General Grey
General Grey

Reputation: 3688

inserting a & into a label

EDIT#2

I changed the Title name because it no longer represented the question I am asking. It turns out my problem was displaying the & symbol in a c# winforms label.

Enter "&" symbol into a text Label in Windows Forms?

That is the answer to the question which turns out is a duplicate

This was the original

I am currently using c# and sql. I have no problem writing to the database, when I check the field using MS SQL Server Manager, I can see the & symbol in the varchar field. but when I retrieve it using c# it seems to be omitted.

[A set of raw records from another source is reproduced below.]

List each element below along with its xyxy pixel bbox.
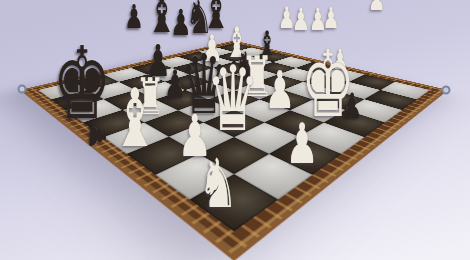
white-pawn-d5: ♟ xyxy=(265,64,296,116)
white-pawn-f5: ♟ xyxy=(285,116,318,172)
pieces-layer: ♟♝♝♟♞♟♜♟♟♟♜♛♚♛♝♚♟♟♞♟♝♟♞♝♟♟♟♟♟♟ xyxy=(0,0,470,260)
captured-black-pawn: ♟ xyxy=(124,0,144,33)
chessboard-photo: ♟♝♝♟♞♟♜♟♟♟♜♛♚♛♝♚♟♟♞♟♝♟♞♝♟♟♟♟♟♟ xyxy=(0,0,470,260)
white-bishop-d2: ♝ xyxy=(111,79,158,159)
captured-white-pawn: ♟ xyxy=(368,0,386,15)
fallen-black-pawn: ♟ xyxy=(86,120,110,153)
black-king-c1: ♚ xyxy=(52,34,111,134)
captured-black-pawn: ♟ xyxy=(170,5,191,41)
white-knight-g1: ♞ xyxy=(198,150,238,218)
white-queen-e4: ♛ xyxy=(206,54,259,144)
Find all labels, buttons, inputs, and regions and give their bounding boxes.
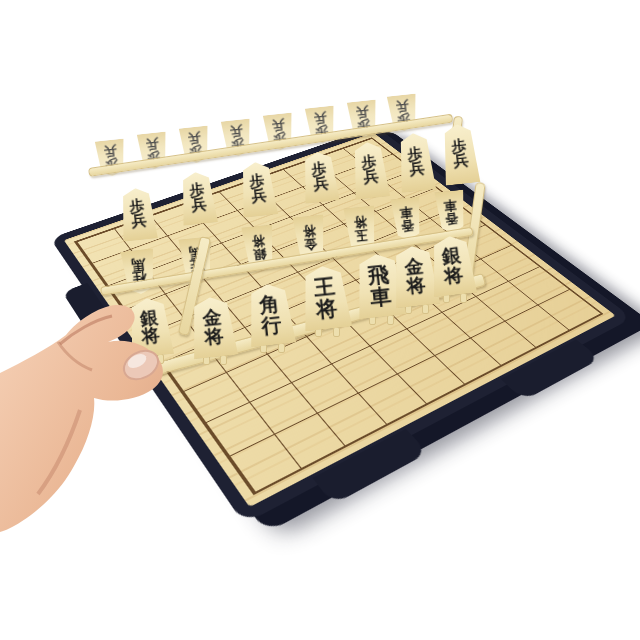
piece-kanji: 兵 <box>271 118 285 133</box>
hand <box>0 280 250 590</box>
piece-kanji: 将 <box>443 265 464 286</box>
piece-kanji: 兵 <box>251 188 268 205</box>
piece-kanji: 将 <box>353 215 367 230</box>
sprue-gate-nub <box>333 327 340 337</box>
piece-kanji: 将 <box>302 224 316 239</box>
piece-kanji: 車 <box>369 284 392 307</box>
piece-kanji: 玉 <box>355 228 369 243</box>
hand-silhouette <box>0 305 163 580</box>
shogi-piece-pawn: 歩兵 <box>177 170 218 225</box>
piece-kanji: 兵 <box>313 176 330 193</box>
piece-kanji: 将 <box>251 234 265 249</box>
shogi-piece-pawn: 歩兵 <box>439 122 481 185</box>
piece-kanji: 将 <box>315 296 338 319</box>
piece-kanji: 兵 <box>191 197 208 214</box>
piece-kanji: 兵 <box>409 161 426 178</box>
shogi-set-photo: 銀将金将角行王将飛車金将銀将桂馬桂馬銀将金将玉将香車香車歩兵歩兵歩兵歩兵歩兵歩兵… <box>0 0 640 640</box>
piece-kanji: 兵 <box>313 111 327 126</box>
piece-kanji: 金 <box>304 237 318 252</box>
piece-kanji: 兵 <box>131 213 148 230</box>
piece-kanji: 兵 <box>363 169 380 186</box>
sprue-gate-nub <box>422 304 429 314</box>
piece-kanji: 香 <box>445 211 459 226</box>
piece-kanji: 兵 <box>395 99 409 114</box>
sprue-gate-nub <box>278 343 285 353</box>
piece-kanji: 車 <box>399 205 413 220</box>
piece-kanji: 香 <box>401 218 415 233</box>
sprue-gate-nub <box>387 315 394 325</box>
piece-kanji: 兵 <box>229 124 243 139</box>
piece-kanji: 兵 <box>355 105 369 120</box>
piece-kanji: 馬 <box>131 257 146 273</box>
piece-kanji: 兵 <box>453 153 470 170</box>
piece-kanji: 将 <box>406 275 427 296</box>
piece-kanji: 行 <box>261 313 283 335</box>
sprue-gate-nub <box>460 293 467 303</box>
piece-kanji: 兵 <box>103 144 117 159</box>
piece-kanji: 兵 <box>145 137 159 152</box>
piece-kanji: 車 <box>443 198 457 213</box>
piece-kanji: 兵 <box>187 131 201 146</box>
shogi-piece-pawn: 歩兵 <box>117 186 158 241</box>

myTable.myColumn =" Me & You";

string testString="";
SQLConnection con = new SQLConnection(...)
SQLCommand command=new SQLCommand("Select Top 1 * from myTable",con)
SQLDataReader reader= command.ExecuteQuery()
while (reader.read())
{
    testString=reader["myColumn"].ToString();
    MessageBox.Show(testString);
}

output = Me You

I wrote this on the fly, it likely is not syntactically correct. Is this normal output or do I likely have a mistake somewhere?

EDIT #1 so it turns out that the MessageBox does display the &. The object this loads into holds the & symbol as well. Even the label that is displaying the symbol holds the & symbol in its .Text property eg. myLabel.Text == "Me & You". but the display to the screen still says Me you. so the Problem has nothing to do with SQL, but simply to do with Winforms, I will Likely delete this question shortly, unless someone else has experienced this and can offer some insight to speed my troubleshooting

Upvotes: 0

Views: 199

Answers (3)

Ian Boyd
Ian Boyd

Reputation: 256841

My guess is that the & is being used as a special character when you use a WinForms Label.

Where:

Me & You

becomes

enter image description here

And

Me && You

becomes

enter image description here

But that doesn't apply to a MessageBox.Show


If it's a label:

  • Escape it with another ampersand (&&)

  • Set UseMnemonic for that label to false, then all ampersands for that label will be taken literally and you don't need to double them (you lose the underlining/access key features though)

Upvotes: 2

Vikram Jain
Vikram Jain

Reputation: 5588

myTable.myColumn =" Me & You";

string testString="";
SQLConnection con = new SQLConnection(...)
SQLCommand command=new SQLCommand("Select Top 1 * from myTable",con)
SQLDataReader reader= command.ExecuteQuery()
while (reader.read())
{
    testString=reader["myColumn"].ToString().Replace("&","&&");
    MessageBox.Show(testString);
}

Upvotes: 1

Aghilas Yakoub
Aghilas Yakoub

Reputation: 28990

To use characters that have special meaning to the operating system, such as "and" ampersand (&) or semicolon (;), enclose the character in quotation marks ("). Separator columns can be n 'any 8-bit character.